Defence chiefs insist the A-400 jets will be able to carry out many of the roles adopted by the C-130.

The Royal Navy will also be retiring two Type-23 frigates, including one which is currently deployed in the Gulf for the next 18 months.

This means the navy will have just 17 frigates until Type 31 frigates begin to enter service in 2027

Defence Secretary Ben Wallace admitted it “is always tempting to use the shield of sentimentality to protect previously battle-winning but now outdated capabilities”.

Mr Wallace wrote in the Command Paper published today: “A ‘Global Britain’ has no choice but to step up, ready to take on the challenges and shape the opportunities of the years ahead, alongside our allies and friends.

“We must actively champion those shared values of liberty, justice and tolerance that have given billions of souls the world over the chance of a better life, and do so through our actions, not just our words.

“The Royal Navy will have new ships and missiles, the RAF new fighters and sensors, and the Army will be more deployed and better protected.

“The armed forces, working with the rest of government, must think and act differently. They will no longer be held as a force of last resort, but become more present and active around the world.”

Lord Richards of Herstmonceux, the former Chief of Defence staff, warned the reductions would leave the UK open to invasion by Russia or China.

He said: “You’ve got to have some of the more traditional capability in case mass becomes an asymmetric attraction to one’s potential opponents.

“I’m thinking Russia and China. I don’t necessarily buy that they’re about to start World War Three with us, but they still possess large numbers, and if all we’ve got is high-tech stuff, and they’ve got half a million troops that can come across the border at you, then these high-tech capabilities aren’t going to be much good.

“If your opponent senses that they are at a disadvantage, or their own capability is being neutered by one’s own possession of those capabilities, they will look for another way of achieving their goals, and that could suddenly become numbers again, mass. And we certainly won’t have it.”

Addressing the cuts to the British Army, the Defence Command paper revealed: “No cap badges will be deleted nor any redundancies required.

“Modernising the Army will mean some legacy platforms that have already been extended beyond their planned life will be retired.

“As planned, the Army will invest around £1.3bn in our armoured capability by upgrading 148 of our main battle tanks to ensure the Challenger III will become one of the most protected and most lethal in Europe. The remaining fleet will be retired. 

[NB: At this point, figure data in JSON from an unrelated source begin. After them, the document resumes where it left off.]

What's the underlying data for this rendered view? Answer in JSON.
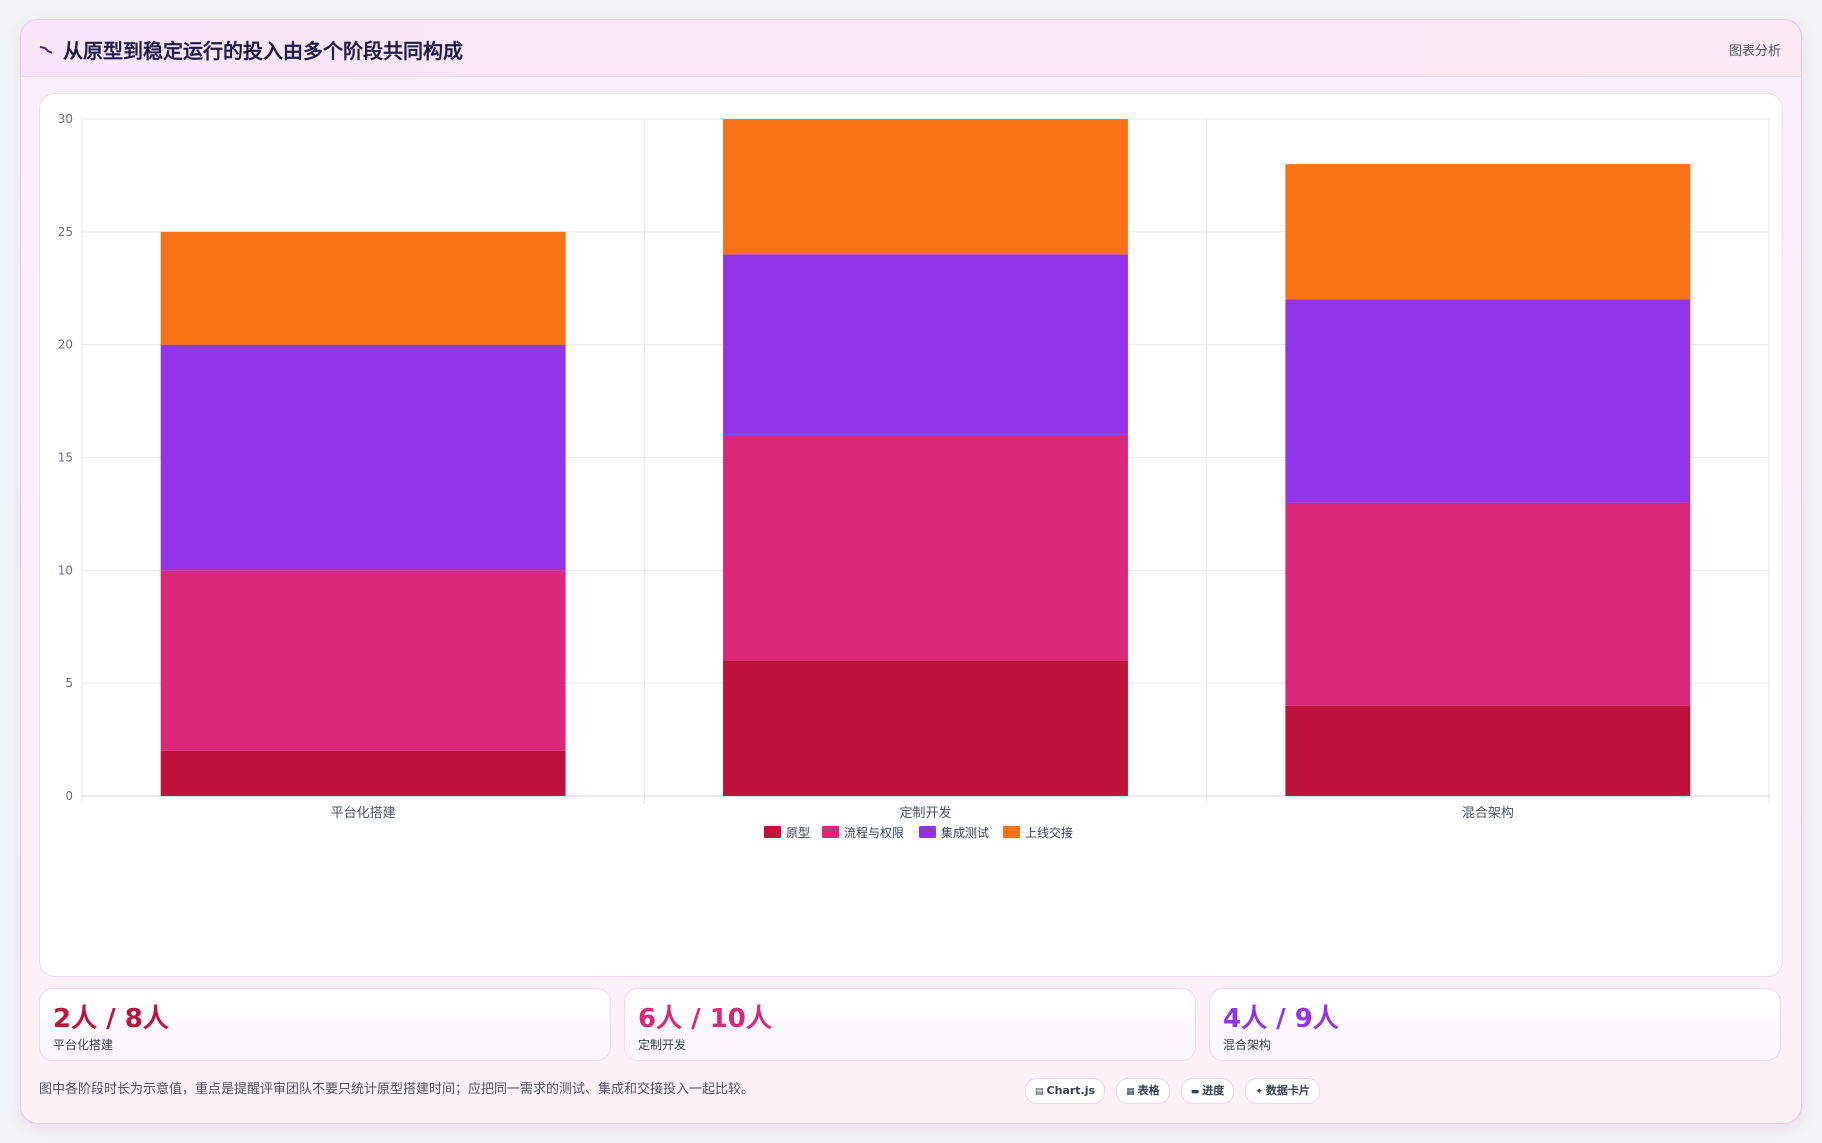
{
  "header": {
    "title": "从原型到稳定运行的投入由多个阶段共同构成",
    "action_label": "图表分析"
  },
  "colors": {
    "prototype": "#be123c",
    "process": "#db2777",
    "integration": "#9333ea",
    "launch": "#f97316"
  },
  "chart_data": {
    "type": "bar",
    "stacked": true,
    "categories": [
      "平台化搭建",
      "定制开发",
      "混合架构"
    ],
    "series": [
      {
        "name": "原型",
        "color": "#be123c",
        "values": [
          2,
          6,
          4
        ]
      },
      {
        "name": "流程与权限",
        "color": "#db2777",
        "values": [
          8,
          10,
          9
        ]
      },
      {
        "name": "集成测试",
        "color": "#9333ea",
        "values": [
          10,
          8,
          9
        ]
      },
      {
        "name": "上线交接",
        "color": "#f97316",
        "values": [
          5,
          6,
          6
        ]
      }
    ],
    "ylim": [
      0,
      30
    ],
    "yticks": [
      0,
      5,
      10,
      15,
      20,
      25,
      30
    ],
    "grid": true,
    "legend_position": "bottom"
  },
  "stats": [
    {
      "value": "2人 / 8人",
      "label": "平台化搭建",
      "color": "#be123c"
    },
    {
      "value": "6人 / 10人",
      "label": "定制开发",
      "color": "#db2777"
    },
    {
      "value": "4人 / 9人",
      "label": "混合架构",
      "color": "#9333ea"
    }
  ],
  "footer": {
    "note": "图中各阶段时长为示意值，重点是提醒评审团队不要只统计原型搭建时间；应把同一需求的测试、集成和交接投入一起比较。",
    "pills": [
      {
        "icon": "▤",
        "label": "Chart.js"
      },
      {
        "icon": "▦",
        "label": "表格"
      },
      {
        "icon": "▬",
        "label": "进度"
      },
      {
        "icon": "✦",
        "label": "数据卡片"
      }
    ]
  }
}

“We will no longer upgrade Warrior but it will remain in service until replaced by Boxer, which we expect to happen by the middle of this decade.”

The Government also confirmed Britain’s Special Forces will be deployed on more operations across the World.

And the new Ranger Regiment and Future Commando Force will expand the UK’s ability to launch daring operations around the globe.

The review revealed of Special Forces: “They will provide a high-end CT force to support the police in the UK, and a highreadiness intervention force with global reach.

“But we will also develop their role and capability to meet the changing threat. 

“We will increase their capacity and improve their ability to operate covertly in the harshest environments worldwide, equipping them with integrated multi-domain capability. 

“Special Forces are at the heart of our approach to modernisation. They embody the culture of innovation, experimentation and pull through of technology that delivers a cutting edge.”

Defence chiefs also admitted Britain is still at risk of a nuclear attack.

The paper revealed: “Since April 1969, there has always been a Royal Navy ballistic missile submarine at sea on deterrent patrol. 

“Armed with strategic nuclear missiles, these submarines have acted as the nation’s continuous nuclear deterrent against the most extreme threats to the UK and our allies, by sending a clear message to would-be aggressors.

“Extreme threats to the UK and our allies have not gone away.”